Pump down the noise - Decision silence

The hardest part of decision-making is being able to separate information from noise. In a textbook investment problem, you are given useful information which you employ to form a probability distribution of possible returns. You take all of the information and find the expected value for an investment and make the decision. 

The real problem is when you have too little or too much information. The issue of too much information is one that has always vexed investors but is usually not handled in an investment class. (Case studies may be the exception, but classic finance classes do not address noisy information.) Nevertheless, there are simple solutions that have always been used to deal with this problem. We just may not speak about it in terms of noise.

A large part of the value associated with trend-following is on noise reduction and price smoothing. Think about the simple case of the moving average. For example, you take twenty days of information and average to compress into one number. This is a noise reduction technique. All of the ups and downs from highs and lows as well as the daily movement is filtered out through averaging. We cut the noise to find the true signal.

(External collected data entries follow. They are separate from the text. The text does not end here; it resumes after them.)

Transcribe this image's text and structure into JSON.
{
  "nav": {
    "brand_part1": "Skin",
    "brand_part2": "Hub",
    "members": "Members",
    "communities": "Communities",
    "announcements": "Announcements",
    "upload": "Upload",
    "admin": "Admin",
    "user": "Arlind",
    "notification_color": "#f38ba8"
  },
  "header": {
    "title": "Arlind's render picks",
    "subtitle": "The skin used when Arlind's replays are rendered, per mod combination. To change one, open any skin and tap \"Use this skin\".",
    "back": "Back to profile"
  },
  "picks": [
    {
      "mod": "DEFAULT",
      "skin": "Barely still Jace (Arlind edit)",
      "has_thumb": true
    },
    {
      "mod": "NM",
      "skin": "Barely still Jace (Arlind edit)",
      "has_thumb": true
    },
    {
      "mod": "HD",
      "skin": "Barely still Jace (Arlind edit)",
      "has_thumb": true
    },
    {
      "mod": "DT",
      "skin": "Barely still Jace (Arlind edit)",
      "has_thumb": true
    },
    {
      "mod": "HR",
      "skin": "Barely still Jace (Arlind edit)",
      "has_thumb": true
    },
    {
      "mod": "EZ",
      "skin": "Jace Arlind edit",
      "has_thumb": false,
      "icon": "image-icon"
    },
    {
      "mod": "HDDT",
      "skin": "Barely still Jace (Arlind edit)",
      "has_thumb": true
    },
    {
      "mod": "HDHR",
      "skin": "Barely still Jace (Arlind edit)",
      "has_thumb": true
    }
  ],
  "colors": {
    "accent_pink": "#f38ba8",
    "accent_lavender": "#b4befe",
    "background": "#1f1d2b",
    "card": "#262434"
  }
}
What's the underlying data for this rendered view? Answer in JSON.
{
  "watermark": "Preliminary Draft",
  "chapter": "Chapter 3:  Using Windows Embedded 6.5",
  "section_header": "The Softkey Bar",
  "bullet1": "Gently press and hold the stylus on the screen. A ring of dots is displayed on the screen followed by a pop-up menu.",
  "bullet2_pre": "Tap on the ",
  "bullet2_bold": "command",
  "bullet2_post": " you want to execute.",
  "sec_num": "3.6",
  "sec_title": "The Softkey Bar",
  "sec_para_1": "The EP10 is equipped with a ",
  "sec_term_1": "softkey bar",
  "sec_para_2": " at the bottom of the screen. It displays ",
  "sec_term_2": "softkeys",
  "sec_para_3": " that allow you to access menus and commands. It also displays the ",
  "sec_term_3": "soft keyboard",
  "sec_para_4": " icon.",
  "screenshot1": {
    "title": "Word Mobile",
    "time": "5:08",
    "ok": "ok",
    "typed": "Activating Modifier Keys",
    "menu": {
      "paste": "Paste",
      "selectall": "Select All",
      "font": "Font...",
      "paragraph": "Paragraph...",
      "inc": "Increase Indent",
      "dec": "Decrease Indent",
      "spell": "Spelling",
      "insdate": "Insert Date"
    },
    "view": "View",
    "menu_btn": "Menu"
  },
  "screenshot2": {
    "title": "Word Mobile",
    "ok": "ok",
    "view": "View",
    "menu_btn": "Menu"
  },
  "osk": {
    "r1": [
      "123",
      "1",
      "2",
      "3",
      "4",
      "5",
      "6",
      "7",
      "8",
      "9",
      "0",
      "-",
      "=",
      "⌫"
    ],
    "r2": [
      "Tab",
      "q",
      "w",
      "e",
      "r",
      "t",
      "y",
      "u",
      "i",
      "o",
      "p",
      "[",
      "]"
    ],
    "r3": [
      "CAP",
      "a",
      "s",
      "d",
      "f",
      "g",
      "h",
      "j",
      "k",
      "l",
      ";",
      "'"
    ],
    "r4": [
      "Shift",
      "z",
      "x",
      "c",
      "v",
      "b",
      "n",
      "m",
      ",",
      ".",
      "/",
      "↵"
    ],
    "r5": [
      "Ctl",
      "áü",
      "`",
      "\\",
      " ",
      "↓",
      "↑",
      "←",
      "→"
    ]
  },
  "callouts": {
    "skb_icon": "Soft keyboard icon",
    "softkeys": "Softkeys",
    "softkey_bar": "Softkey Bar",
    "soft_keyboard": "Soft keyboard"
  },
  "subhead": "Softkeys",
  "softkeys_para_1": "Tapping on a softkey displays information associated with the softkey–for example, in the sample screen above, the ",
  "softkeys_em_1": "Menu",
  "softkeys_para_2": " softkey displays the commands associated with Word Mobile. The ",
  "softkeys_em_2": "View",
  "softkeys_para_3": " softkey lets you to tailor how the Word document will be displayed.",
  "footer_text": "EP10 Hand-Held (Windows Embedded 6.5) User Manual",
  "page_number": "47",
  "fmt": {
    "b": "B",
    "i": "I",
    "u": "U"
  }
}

Most system research is trying to find the right trade-off between noise reduction and information efficiency. If you take too long of a moving average you are throwing out too much information. Employ a short-term moving average and you still have significant noise. 

Break-out or channel systems are another form of noise reduction. If you are inside the range, you may ignore the prices and throw out this noise. This approach provides a new twist on the concept of noise traders which have often been given a bad name.

Noise reduction changes the decision process and reduces the decision choices. This reduction process may calm decision-making for the better. Silence is good.